The package uses optional extras for heavy dependencies:

toml
[project.optional-dependencies]
openai = ["openai>=1.0"]
tiktoken = ["tiktoken>=0.5"]
chromadb = ["chromadb>=0.4"]
pgvector = ["asyncpg>=0.29", "pgvector>=0.2"]
all = ["openai>=1.0", "tiktoken>=0.5", "chromadb>=0.4", "asyncpg>=0.29", "pgvector>=0.2"]

Core types, ABCs, InMemoryVectorStore, and CharacterChunker work with zero optional dependencies — only pydantic and exo-core are required.

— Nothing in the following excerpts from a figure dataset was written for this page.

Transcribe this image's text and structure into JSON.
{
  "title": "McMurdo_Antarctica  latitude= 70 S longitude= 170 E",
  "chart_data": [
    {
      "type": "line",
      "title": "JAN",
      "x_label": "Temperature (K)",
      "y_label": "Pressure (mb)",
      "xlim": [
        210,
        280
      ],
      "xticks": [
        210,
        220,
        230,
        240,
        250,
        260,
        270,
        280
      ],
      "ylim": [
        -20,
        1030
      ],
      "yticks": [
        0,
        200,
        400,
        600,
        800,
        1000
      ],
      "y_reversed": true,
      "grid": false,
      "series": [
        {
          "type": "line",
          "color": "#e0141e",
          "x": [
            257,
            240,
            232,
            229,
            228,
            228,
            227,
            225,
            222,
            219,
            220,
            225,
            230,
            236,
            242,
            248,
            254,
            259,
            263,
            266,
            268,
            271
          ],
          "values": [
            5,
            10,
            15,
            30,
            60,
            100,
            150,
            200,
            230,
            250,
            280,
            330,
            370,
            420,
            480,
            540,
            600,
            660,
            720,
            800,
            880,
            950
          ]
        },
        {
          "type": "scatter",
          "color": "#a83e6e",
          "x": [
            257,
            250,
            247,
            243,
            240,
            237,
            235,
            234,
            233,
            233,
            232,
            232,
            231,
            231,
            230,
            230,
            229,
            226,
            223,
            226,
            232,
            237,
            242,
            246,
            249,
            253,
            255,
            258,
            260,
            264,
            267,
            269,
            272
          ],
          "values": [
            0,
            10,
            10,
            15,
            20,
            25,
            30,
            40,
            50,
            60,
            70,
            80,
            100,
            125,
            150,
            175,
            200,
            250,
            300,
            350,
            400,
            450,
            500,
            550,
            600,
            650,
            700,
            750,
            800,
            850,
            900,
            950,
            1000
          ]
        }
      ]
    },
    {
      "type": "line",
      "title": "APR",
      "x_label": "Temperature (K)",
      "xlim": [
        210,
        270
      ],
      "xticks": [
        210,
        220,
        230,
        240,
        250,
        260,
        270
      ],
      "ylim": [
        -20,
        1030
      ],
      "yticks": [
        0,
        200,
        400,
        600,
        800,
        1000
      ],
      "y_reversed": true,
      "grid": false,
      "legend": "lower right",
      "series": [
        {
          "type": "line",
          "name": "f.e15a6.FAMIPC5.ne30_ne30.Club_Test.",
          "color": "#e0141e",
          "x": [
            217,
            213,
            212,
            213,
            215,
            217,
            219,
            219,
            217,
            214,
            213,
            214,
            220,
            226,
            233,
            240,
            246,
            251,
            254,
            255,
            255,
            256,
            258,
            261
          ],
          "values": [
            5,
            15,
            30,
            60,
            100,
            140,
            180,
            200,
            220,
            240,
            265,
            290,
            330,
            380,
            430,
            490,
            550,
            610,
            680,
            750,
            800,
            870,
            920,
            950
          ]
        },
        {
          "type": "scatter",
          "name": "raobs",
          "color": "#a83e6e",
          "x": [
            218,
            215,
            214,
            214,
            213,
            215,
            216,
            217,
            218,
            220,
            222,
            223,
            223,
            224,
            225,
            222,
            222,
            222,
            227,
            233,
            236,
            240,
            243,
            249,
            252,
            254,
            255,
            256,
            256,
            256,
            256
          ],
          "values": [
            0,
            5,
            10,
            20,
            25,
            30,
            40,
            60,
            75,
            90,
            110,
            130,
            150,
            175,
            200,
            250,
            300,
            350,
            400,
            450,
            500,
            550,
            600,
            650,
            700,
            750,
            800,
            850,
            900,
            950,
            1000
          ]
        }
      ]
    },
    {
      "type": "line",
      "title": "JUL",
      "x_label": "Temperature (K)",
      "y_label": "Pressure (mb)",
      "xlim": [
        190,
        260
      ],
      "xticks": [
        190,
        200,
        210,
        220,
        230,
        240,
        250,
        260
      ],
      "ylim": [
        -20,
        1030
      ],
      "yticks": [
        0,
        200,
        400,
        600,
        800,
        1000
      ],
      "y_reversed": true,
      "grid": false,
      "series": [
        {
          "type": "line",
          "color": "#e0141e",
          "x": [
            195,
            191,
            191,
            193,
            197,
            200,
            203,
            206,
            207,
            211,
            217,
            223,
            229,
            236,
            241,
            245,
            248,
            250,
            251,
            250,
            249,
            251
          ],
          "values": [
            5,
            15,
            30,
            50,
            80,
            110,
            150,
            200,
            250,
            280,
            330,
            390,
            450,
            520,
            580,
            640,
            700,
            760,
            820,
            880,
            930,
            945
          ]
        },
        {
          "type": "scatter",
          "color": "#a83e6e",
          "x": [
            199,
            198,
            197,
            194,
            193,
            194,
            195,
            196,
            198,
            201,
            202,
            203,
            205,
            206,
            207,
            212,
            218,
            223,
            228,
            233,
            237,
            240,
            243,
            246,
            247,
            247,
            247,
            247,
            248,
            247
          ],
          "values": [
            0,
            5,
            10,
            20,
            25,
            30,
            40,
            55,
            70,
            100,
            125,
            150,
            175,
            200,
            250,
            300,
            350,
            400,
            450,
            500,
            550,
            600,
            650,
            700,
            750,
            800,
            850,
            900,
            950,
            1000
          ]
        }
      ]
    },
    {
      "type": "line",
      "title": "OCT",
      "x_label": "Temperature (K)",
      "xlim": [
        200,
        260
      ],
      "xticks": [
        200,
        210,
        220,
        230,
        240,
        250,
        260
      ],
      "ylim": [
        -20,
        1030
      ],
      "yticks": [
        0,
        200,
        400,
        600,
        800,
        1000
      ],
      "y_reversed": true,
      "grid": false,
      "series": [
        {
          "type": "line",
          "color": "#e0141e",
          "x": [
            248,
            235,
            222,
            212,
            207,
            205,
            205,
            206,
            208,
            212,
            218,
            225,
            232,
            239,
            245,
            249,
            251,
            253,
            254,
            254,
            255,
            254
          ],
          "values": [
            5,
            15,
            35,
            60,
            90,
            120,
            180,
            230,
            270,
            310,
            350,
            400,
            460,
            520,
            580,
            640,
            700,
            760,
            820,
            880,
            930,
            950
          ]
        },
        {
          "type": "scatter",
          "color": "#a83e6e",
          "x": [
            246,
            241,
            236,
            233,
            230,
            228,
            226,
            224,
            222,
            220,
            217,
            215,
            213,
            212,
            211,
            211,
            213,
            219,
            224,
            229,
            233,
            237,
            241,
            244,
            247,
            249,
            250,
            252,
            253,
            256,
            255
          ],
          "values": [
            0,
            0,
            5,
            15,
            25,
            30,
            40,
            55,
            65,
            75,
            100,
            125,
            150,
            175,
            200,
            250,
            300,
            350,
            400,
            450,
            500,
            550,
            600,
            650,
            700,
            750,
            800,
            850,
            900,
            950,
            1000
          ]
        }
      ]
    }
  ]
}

15. Relationship to Existing Packages

exo-memory (no changes)

  • exo.memory.backends.vector.Embeddings remains unchanged.
  • VectorMemoryStore continues to serve memory-specific use cases.
  • Users who want to use memory embeddings with retrieval can pass them via structural compatibility (both share embed() + dimension).

exo-context (no changes)

  • KnowledgeStore continues to provide workspace artifact indexing.
  • exo-retrieval does not replace KnowledgeStore — they serve different purposes (document retrieval vs. workspace artifact search).
  • Future integration: exo-context could use an exo-retrieval retriever as a backend, but this is not part of Epic 3.

exo-core (no changes)

  • exo-retrieval depends on exo-core for the Tool type.
  • No changes to Agent, HookManager, or any core types.

16. Implementation Order

The 17 implementation stories (US-034 through US-050) follow this dependency order:

  1. US-034 — Package scaffold + core types (Document, Chunk, RetrievalResult)
  2. US-035Embeddings ABC + OpenAIEmbeddings
  3. US-036VectorStore ABC + InMemoryVectorStore
  4. US-037PgVectorStore (asyncpg + pgvector)
  5. US-038ChromaVectorStore
  6. US-039Retriever ABC + VectorRetriever
  7. US-040SparseRetriever (BM25)
  8. US-041HybridRetriever (RRF fusion)
  9. US-042Reranker ABC + LLMReranker
  10. US-043Chunker ABC + strategies (Character, Paragraph, Token)
  11. US-044DocumentParser ABC + format parsers
  12. US-045QueryRewriter
  13. US-046AgenticRetriever
  14. US-047 — Triple extraction + GraphRetriever
  15. US-048 — Agent tool wrappers
  16. US-049 — Knowledge graph retriever (triple beam search)
  17. US-050 — Integration tests + __init__.py re-exports

Each story builds on the previous, with types and ABCs established first, concrete implementations following, and integration tests last.